CAIRO (AP) — Egypt slammed the U.N. chief on Wednesday, accusing him of meddling in its affairs after Ban Ki-moon called for a fair trial for two prominent rights activists accused of illegally receiving foreign funds for their non-government organizations.
The rebuke was the latest sign of Egypt's growing impatience with international criticism of its human rights record.
The development came as U.S. Secretary of State John Kerry made a brief visit to Cairo, meeting President Abdel-Fattah el-Sissi for talks that appeared partially designed to bury a recent public spat between the two longtime allies over Egypt's human rights record.
In admonishing the U.N. chief, Egyptian Foreign Ministry spokesman Ahmed Abu Zeid said that comments made by Ban were "attempts to intimidate the Egyptian judiciary and influence its work."
A spokesman for Ban said in a statement late Tuesday that he was "following closely" the government's legal case against NGOs over the foreign funds issue and that the two activists — Gamal Eid and Hossam Bahgat — should "benefit from all due process and fair trial standards."
Eid and Bahgat appeared Wednesday before a criminal court in Cairo that was to decide whether to freeze their assets. The court ruled to postpone the case until May 23.
Eid is the founder and director of the Arabic Network for Human Rights Information. Bahgat, founder of the Egyptian Initiative for Personal Rights, is now among Egypt's most prominent investigative journalists.
El-Sissi's government has placed restrictions on civil rights groups at a time when criticism is growing of Egypt's human rights record, particularly police abuse and what activists say their culture of torture and denial of basic rights to detainees.
El-Sissi, who has overseen a harsh crackdown against Islamists since 2013, ordered his interior minister Wednesday to swiftly bring to justice policemen behind "irresponsible" acts. However, similar past orders by el-Sissi have produced little tangible change to a police force activists say is operating with impunity.
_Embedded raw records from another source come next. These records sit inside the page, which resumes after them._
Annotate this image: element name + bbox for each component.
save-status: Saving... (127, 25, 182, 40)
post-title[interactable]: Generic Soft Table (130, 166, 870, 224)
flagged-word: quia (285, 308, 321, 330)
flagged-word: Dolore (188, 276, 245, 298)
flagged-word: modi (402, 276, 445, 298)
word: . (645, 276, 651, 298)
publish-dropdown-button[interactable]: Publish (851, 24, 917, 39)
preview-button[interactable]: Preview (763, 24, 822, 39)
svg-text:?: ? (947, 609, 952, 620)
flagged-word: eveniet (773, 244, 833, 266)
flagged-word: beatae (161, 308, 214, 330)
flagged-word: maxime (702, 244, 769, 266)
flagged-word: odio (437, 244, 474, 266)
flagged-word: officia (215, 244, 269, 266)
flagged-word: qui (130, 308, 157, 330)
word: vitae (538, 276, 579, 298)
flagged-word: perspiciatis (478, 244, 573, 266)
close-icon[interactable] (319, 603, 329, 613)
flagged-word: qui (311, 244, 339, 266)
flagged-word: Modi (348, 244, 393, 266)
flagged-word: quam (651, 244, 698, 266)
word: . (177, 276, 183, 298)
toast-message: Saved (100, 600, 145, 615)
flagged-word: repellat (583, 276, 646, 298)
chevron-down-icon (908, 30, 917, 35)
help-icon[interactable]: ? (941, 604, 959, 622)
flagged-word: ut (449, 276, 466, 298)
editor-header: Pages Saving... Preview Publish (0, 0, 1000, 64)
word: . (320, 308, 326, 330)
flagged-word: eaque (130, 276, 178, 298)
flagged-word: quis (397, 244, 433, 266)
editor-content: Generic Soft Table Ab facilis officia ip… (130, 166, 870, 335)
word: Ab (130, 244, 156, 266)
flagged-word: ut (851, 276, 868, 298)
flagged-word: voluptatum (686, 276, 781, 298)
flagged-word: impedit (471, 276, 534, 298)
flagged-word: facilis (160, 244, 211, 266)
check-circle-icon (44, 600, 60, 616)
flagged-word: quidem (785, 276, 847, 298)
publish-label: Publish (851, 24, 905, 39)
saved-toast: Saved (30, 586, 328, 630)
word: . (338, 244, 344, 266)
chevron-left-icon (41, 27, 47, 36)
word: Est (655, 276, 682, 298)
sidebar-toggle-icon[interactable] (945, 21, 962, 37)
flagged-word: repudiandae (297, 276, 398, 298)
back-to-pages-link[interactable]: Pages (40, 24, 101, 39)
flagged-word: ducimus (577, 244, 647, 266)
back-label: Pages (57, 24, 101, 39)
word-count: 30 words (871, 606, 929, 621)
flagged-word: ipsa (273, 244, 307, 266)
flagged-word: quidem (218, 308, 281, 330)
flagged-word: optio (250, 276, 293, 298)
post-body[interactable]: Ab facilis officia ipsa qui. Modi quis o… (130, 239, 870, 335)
The case of an Italian doctoral student abducted, tortured and killed in Cairo this year has fueled the criticism and poisoned Cairo's close ties with Rome. Italy has withdrawn its ambassador from Egypt in protest against what it says is the lack of full cooperation by Egyptian investigators in the case of the student, Giulio Regeni. El-Sissi has denied any involvement in the case by Egypt's security forces.
The case against Eid and Bahgat is part of a wider legal drive by authorities against NGOs over the issue of foreign funding. The legal proceedings began in 2011, became dormant for a few years, but were recently revived.
This week, authorities began separate legal proceedings to freeze the assets of four other rights activists in what appears to be an escalation in the face of the growing criticism abroad.
Speaking to reporters in Cairo, Kerry said he had a "very serious and very constructive" discussion with el-Sissi and Foreign Minister Sameh Shukri.
Washington, he said, viewed Egypt as "critical" to regional peace and security and wanted to help it succeed in its efforts to overcome the "difficult challenges" it faces economically as well as in its fight against a resilient insurgency in the Sinai Peninsula led by militants from the local affiliate of the extremist Islamic State group.
"We also (held) talks about ways in which we can hopefully resolve some of the differences and questions that have arisen about the internal politics and choices for the people of Egypt," Kerry said, alluding to the recent spat over human rights.
Kerry last month said Egypt's revival of the case against rights groups came amid "a wider backdrop of arrests and intimidation of political opposition, journalists, civil society activists and cultural figures." That drew a sharp response from Shukry, who said Egypt rejected "tutelage" over human rights from other countries.
Egypt's human rights record also figured prominently during a visit here this week by French President Francois Hollande, whose country is a key foreign backer of el-Sissi's government with multi-billion dollar investments and arms sales.
"Here, we are safeguarding 90 million people who must live," el-Sissi said in reply to a reporter's question during a joint news conference with Hollande.
Then, in a stern warning, he added: "You have no idea what will happen to the region and to Europe if this nation collapses. We do not ignore human rights, but you must know that there are evil powers that work toward giving a negative impression about what is going on in Egypt."
Associated Press writer Matthew Lee contributed to this report from Washington.